Ali perto, passei pela curva do “S”, deparando-me com as enormes toras de castanheira enterradas, em pé, formando um estranho monumento em homenagem aos mortos de 17 de abril. Hoje em dia, abandonadas, restam só duas delas erguidas.

Visitei os assentamentos rurais em que transformaram as fazendas Rio Branco e Macaxeira, testemunhando seu fracasso. Havia um mercado de lotes, cerca de 35 hectares cada, negociados na faixa de R$ 30.000. Serrarias se esbaldaram com o desmatamento da reserva legal, que não deixou uma árvore em pé. Metade dos lotes estavam arrendados ou dados em parceria.

Conversando com o Seu Zé Dias, presidente da associação de produtores que o Fusquinha havia fundado, soube que ele havia sido assassinado.

–”Ele traiu nosso acordo?”, perguntei.

–”Não senhor”, me respondeu na lata. “O Fusquinha era uma pessoa do bem”. E continuou: “Ele se tornou um herói para nós quando voltou da capital dizendo que havia feito um acordo com o governo para assentar todo o pessoal e acabar com o acampamento. Mas foi passado para trás.”

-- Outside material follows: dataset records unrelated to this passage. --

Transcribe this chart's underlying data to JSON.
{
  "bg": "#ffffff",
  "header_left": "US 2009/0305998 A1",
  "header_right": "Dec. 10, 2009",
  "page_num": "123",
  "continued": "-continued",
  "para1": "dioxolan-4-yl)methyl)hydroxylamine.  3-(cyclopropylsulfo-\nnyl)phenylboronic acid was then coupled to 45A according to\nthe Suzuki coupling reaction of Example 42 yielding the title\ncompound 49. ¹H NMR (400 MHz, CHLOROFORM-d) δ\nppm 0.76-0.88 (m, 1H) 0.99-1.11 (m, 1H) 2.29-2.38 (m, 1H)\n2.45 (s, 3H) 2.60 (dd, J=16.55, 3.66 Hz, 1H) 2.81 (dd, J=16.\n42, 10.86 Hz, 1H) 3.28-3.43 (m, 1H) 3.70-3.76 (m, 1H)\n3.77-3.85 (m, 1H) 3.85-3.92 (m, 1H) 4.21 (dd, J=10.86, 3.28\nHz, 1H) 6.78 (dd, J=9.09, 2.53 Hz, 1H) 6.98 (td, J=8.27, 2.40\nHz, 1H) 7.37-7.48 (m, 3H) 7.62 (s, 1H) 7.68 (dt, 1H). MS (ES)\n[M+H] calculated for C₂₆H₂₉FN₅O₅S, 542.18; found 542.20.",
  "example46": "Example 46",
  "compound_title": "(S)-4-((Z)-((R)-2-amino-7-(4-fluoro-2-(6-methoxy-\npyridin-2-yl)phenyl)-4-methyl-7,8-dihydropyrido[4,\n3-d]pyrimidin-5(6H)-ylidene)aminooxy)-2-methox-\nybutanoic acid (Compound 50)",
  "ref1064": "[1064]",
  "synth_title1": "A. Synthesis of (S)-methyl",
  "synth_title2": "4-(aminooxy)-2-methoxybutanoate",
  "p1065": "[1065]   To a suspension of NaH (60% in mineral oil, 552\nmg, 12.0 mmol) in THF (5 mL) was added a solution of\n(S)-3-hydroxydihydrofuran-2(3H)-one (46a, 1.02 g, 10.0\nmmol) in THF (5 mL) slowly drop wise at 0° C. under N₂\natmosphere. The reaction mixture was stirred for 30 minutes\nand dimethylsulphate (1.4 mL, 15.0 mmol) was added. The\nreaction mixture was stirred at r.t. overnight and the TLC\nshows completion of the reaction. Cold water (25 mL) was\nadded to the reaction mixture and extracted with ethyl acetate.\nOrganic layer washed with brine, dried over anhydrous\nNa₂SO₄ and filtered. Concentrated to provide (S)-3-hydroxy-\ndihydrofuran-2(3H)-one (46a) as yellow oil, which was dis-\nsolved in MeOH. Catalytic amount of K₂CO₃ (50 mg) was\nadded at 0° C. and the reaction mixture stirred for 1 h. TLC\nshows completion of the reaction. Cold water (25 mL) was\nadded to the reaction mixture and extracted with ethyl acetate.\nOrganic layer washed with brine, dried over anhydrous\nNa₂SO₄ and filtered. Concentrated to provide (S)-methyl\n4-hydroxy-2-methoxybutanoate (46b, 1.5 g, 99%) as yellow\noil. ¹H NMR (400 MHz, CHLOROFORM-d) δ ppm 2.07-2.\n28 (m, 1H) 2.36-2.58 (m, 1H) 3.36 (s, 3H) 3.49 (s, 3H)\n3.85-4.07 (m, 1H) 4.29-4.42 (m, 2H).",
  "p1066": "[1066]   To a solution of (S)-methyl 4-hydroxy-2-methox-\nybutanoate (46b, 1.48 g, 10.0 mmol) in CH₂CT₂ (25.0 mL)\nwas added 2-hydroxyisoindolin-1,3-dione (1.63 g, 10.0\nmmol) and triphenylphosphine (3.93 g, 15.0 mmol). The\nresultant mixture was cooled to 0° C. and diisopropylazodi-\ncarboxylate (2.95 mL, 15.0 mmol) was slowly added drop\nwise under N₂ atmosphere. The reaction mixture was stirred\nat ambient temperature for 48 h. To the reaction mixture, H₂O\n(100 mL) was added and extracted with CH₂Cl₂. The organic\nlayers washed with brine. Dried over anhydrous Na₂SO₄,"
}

Aliviei-me em saber a verdade. Toda essa história está relatada em meu livro “O carma da terra no Brasil” (Editora A Girafa, 2004). Relembrando agora o passado, como que vislumbrando um triste filme com imagens que gravei há 29 anos, restei pensando no futuro do país.

Vemos nesses dias o MST acirrar a invasão de propriedades rurais, em mobilização chamada de Abril Vermelho. Novamente, esticam a corda e apostam na violência agrária, fazem justiça com as próprias mãos. Provocam o destino.

Além da afronta ao Estado democrático de Direito, o MST ataca o agronegócio como se fosse o diabo na Terra. É incrível: o tempo passa, a realidade muda, mas a velha ideologia permanece, como se uma espécie de “comunismo-camponês” pudesse substituir o capitalismo agrário, causar um progresso e alimentar as metrópoles do mundo.

Pior de tudo: contam com a benevolência do governo federal. É o fim da picada.